Aristote a remarqué, dans son Histoire des animaux (liv. IX, ch. 49), et plusieurs autres naturalistes ont remarqué comme lui, que la tourterelle pète fréquemment lorsqu’elle chante, de là ce dicton dont on fait l’application lorsqu’une personne donne carrière à son postérieur.
TRAMONTANE.—Perdre la tramontane.
Avant la découverte de la boussole, les marins qui voguaient le long des côtes sud d’Espagne, de France, d’Italie et de Grèce, remarquaient, pour diriger leur navigation, l’étoile polaire qu’ils avaient nommée tramontane, de deux mots latins trans, au delà, et montes, les monts, parce qu’elle leur apparaissait au delà des monts.
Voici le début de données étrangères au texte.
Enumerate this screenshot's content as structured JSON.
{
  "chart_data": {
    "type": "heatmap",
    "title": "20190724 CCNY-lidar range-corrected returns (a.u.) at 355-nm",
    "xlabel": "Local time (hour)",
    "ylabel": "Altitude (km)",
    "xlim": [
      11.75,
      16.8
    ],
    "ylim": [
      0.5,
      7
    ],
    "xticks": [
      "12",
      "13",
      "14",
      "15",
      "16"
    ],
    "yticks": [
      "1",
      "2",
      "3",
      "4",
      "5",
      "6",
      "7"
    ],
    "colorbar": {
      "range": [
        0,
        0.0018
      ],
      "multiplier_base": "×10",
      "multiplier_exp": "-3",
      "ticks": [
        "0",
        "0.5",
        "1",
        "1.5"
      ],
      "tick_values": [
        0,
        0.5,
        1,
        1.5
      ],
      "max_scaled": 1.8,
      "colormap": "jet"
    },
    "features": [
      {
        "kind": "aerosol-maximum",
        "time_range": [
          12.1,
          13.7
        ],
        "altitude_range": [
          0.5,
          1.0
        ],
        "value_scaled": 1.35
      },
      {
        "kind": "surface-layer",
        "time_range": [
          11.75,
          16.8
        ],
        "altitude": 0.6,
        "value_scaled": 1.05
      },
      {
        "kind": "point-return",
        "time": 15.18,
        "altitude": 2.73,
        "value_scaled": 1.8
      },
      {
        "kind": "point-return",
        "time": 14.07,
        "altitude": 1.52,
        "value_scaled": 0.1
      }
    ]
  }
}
La présence de cette étoile, en leur indiquant le Nord, leur fesait connaître aussi le point d’Orient; mais, dès qu’ils la perdaient de vue, ils ne pouvaient plus s’orienter, ni savoir par conséquent où ils étaient. Ainsi, perdre la tramontane signifie au propre être désorienté, et au figuré, être déconcerté par les difficultés qui se présentent, ou par l’aspect du danger.
TRAVAIL.—Qui hait le travail, hait la vertu.
Ce proverbe peut s’expliquer par cet autre, l’exercice est la mort du péché. La vertu est laborieuse, et le vice est oisif: laboriosa virtus est, vitium est iners. Il n’y a pas de plus grand moralisateur que le travail; il est la base de toute vertu. (Voyez l’oisiveté est la mère des vices.)
TRÉPASSÉ.—Il va à la messe des trépassés; il y porte pain et vin.
Ce dicton, qu’on emploie en parlant d’un homme qui va à la messe après avoir bien déjeuné, est fondé, dit-on, sur la coutume établie dans plusieurs diocèses de présenter à l’offrande du pain et du vin aux messes d’enterrement. Cette coutume a été regardée par quelques savants comme un reste des sacrifices ollaires qui se fesaient annuellement, dans la plus haute antiquité, pour les morts du monde antédiluvien, et qui consistaient en semences bouillies, à cause de la tradition des semences conservées dans l’arche. Les Égyptiens, les Hébreux, les Celtes, les Grecs, les Romains, et autres peuples, ajoutèrent ou substituèrent des aliments à ces semences, et ce fut l’origine du festin funèbre, epulum funebre, qu’ils servaient sur les tombes, autant pour les vivants que pour les morts. Ce festin fut adopté par les chrétiens, et saint Augustin nous apprend qu’il avait lieu tous les jours dans les églises d’Afrique en l’honneur des martyrs; il était aussi très fréquent dans celles d’Europe. Les abus qui en résultèrent le firent interdire en France par les premiers conciles provinciaux d’Arles et de Tours; cependant il se maintint en plusieurs endroits longtemps après l’interdiction. Il en reste encore aujourd’hui quelque chose dans ce qui se pratique après les funérailles dans quelques provinces, notamment en Sologne: les personnes qui ont été du convoi d’un mort reviennent dans sa maison, où elles tâchent de se consoler à table le verre à la main. Cet usage, où il entre un peu de superstition, s’est conservé, sans doute, parce qu’on se rend de loin aux enterrements, et qu’on ne peut pas s’en retourner sans avoir mangé. Il semble que le maintien de toute superstition ait une cause naturelle pour principe, et le maintien de celle-ci est fondé sur une assez bonne raison dans les pays dont les habitants sont disséminés dans des hameaux peu rapprochés.
TRINITÉ.—A Pâques ou à la Trinité.
C’est-à-dire à une époque très incertaine, sur laquelle on ne saurait compter.—Ce dicton, que la chanson de Malborough a rendu si populaire, fait allusion aux ordonnances des rois de France du treizième et du quatorzième siècle, pour le remboursement des sommes qu’ils avaient empruntées. Ils y promettaient de payer à Pâques ou à la Trinité, et comme ces fêtes passaient presque toujours sans amener le résultat attendu, elles furent considérées comme des échéances illusoires ou du moins fort douteuses.